Get rid of your repositories and units of work and watch your code base become dramatically simpler with practically no downsides! You will thank me later.
5. Do not let Entity Framework create your database
In my experience EF sucks at generating a database. You miss a navigation property here and it does not generate a foreign key. You do not add a column name there and it generates it as User1. Yes you can make EF generate whatever you want but you have to check that it does. I find it less painful to simply create my database and then write a model that matches the database. I do not generate my model from database either because I have found that it suffers from the same issues but in reverse. In addition if you create your database and model manually you have the option to drop properties you do not need. For example if you have a Post entity that has a list of Comments the Comment entity may not need a navigation property Post so you can omit it and only include a PostID property. After all you do not query Comments by Post title so why add a Post property? Omitting redundant navigation properties makes the entities simpler and clearer. Of course if you happen to need the property at some point you just add it without changes to existing code or database.

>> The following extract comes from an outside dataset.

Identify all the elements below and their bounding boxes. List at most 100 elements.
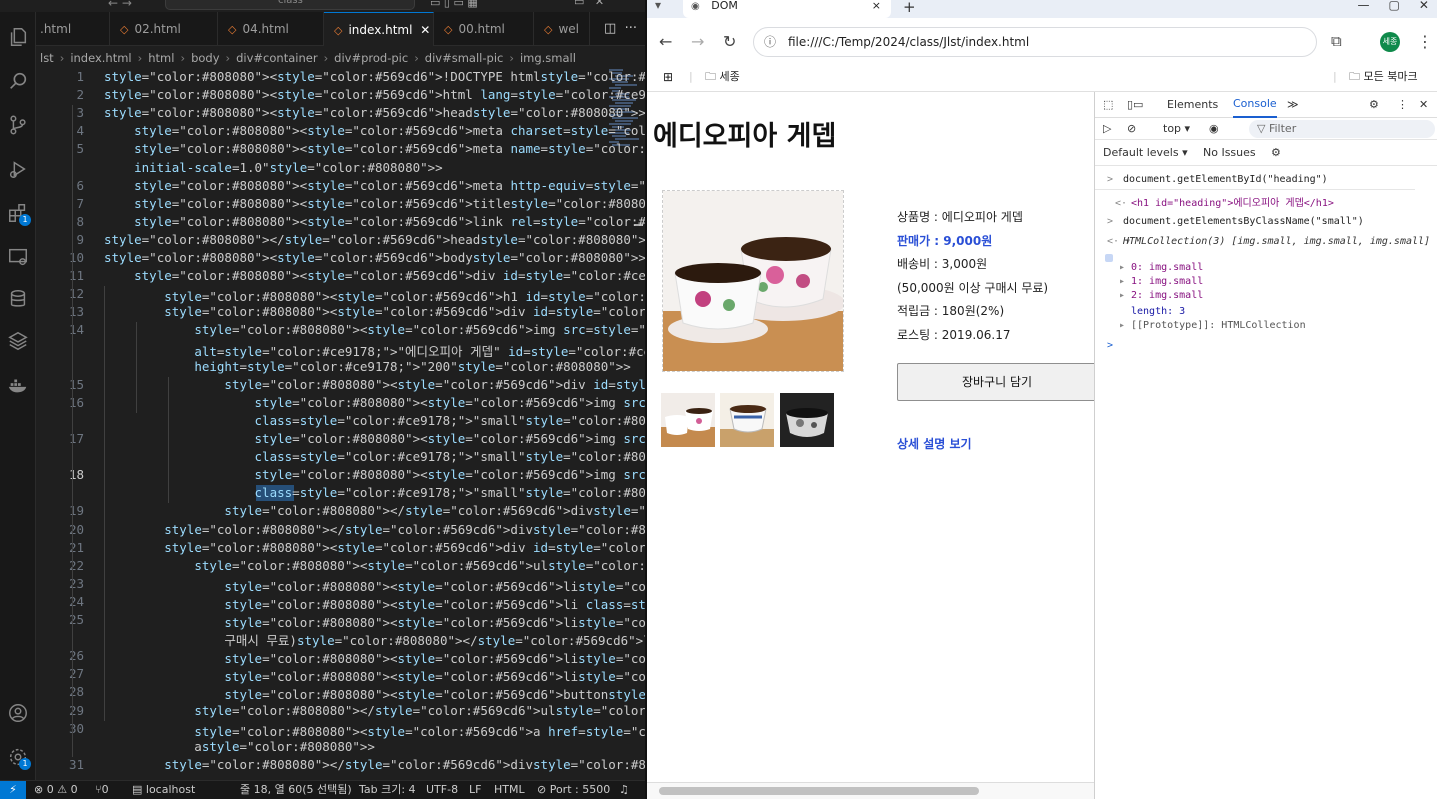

The biggest downside of this approach is that you cannot use migrations. However you can add migrations later in the development lifecycle. Usually initial development involves a great number of tables and then the database is modified a couple of tables at a time. In this case you can create the initial database by hand, then enable migrations and make sure EF generates precisely the intended tables and keys from this point on via the migrations system. Since a few tables will be modified it is not so painful to keep track.

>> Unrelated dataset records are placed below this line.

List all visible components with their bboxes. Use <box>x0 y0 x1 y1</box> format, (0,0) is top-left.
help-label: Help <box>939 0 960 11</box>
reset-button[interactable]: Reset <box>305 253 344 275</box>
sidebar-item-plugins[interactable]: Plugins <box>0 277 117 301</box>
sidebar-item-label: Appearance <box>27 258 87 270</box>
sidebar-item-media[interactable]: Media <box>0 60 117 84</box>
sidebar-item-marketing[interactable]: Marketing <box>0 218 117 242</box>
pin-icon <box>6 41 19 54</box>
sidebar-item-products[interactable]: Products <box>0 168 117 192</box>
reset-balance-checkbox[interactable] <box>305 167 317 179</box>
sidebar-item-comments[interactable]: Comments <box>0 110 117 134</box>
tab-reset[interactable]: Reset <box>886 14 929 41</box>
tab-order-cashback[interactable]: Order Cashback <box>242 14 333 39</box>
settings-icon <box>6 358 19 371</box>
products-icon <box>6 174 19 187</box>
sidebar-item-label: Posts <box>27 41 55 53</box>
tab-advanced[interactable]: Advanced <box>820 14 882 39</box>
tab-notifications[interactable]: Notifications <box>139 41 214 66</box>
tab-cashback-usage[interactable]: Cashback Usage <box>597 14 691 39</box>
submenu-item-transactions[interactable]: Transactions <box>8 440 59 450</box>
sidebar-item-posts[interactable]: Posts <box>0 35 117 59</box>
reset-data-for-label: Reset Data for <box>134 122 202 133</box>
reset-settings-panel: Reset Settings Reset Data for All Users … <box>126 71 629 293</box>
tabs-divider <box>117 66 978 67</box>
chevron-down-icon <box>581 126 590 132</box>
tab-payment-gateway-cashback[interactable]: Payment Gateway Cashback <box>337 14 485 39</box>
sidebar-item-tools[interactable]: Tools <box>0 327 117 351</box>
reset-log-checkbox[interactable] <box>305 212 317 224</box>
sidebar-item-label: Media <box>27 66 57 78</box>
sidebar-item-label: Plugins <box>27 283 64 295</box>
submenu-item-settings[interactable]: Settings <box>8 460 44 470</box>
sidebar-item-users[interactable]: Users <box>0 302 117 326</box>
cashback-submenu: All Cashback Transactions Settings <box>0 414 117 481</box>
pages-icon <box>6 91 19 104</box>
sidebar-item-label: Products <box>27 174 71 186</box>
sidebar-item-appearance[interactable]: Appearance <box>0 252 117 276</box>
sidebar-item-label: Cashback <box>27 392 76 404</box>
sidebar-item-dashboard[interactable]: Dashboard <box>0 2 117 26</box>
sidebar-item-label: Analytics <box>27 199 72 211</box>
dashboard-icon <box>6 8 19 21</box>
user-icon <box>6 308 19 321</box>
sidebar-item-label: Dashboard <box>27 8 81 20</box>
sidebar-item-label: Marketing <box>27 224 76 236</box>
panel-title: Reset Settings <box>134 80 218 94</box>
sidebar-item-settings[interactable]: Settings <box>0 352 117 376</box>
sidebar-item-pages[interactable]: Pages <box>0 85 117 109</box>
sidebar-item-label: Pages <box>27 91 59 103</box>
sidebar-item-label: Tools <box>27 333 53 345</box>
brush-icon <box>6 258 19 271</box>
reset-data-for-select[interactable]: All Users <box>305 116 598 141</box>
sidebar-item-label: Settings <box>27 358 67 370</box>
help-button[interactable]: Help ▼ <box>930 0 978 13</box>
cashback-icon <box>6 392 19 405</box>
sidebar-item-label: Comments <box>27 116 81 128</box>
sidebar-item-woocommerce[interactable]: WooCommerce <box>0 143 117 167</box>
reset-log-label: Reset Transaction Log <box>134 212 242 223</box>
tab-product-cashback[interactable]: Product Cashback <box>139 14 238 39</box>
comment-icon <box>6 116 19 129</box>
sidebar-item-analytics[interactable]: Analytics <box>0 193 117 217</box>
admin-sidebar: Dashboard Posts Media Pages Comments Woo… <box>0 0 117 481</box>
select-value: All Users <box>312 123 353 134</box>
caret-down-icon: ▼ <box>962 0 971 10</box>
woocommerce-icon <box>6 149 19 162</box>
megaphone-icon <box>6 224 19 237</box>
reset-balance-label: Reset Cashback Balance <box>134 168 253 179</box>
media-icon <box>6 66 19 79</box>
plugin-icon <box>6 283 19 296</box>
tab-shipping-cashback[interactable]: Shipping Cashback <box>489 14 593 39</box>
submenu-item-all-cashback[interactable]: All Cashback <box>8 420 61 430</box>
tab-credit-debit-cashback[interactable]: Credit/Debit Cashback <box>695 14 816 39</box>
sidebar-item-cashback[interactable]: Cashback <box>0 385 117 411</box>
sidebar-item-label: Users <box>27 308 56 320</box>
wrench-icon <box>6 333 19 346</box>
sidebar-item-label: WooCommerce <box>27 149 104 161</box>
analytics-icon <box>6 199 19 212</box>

Here comes the obvious question. If I do not trust my ORM (and I do not) is it still worth it to use an ORM? Is it not faster to write plain SQL from the start instead of writing LINQ and check the SQL every time? In my experience it is. The type safety, the reduction in boilerplate code, the ability to avoid minor errors (like misspelling column names) makes me more productive with an ORM. This may not be true for everybody and I am not about to argue that you should use an ORM if you do not feel these benefits but if you do feel like ORM makes you more productive maybe these tricks can increase your productivity even more. And remember - an ORM is not an excuse to not know (or forget) SQL.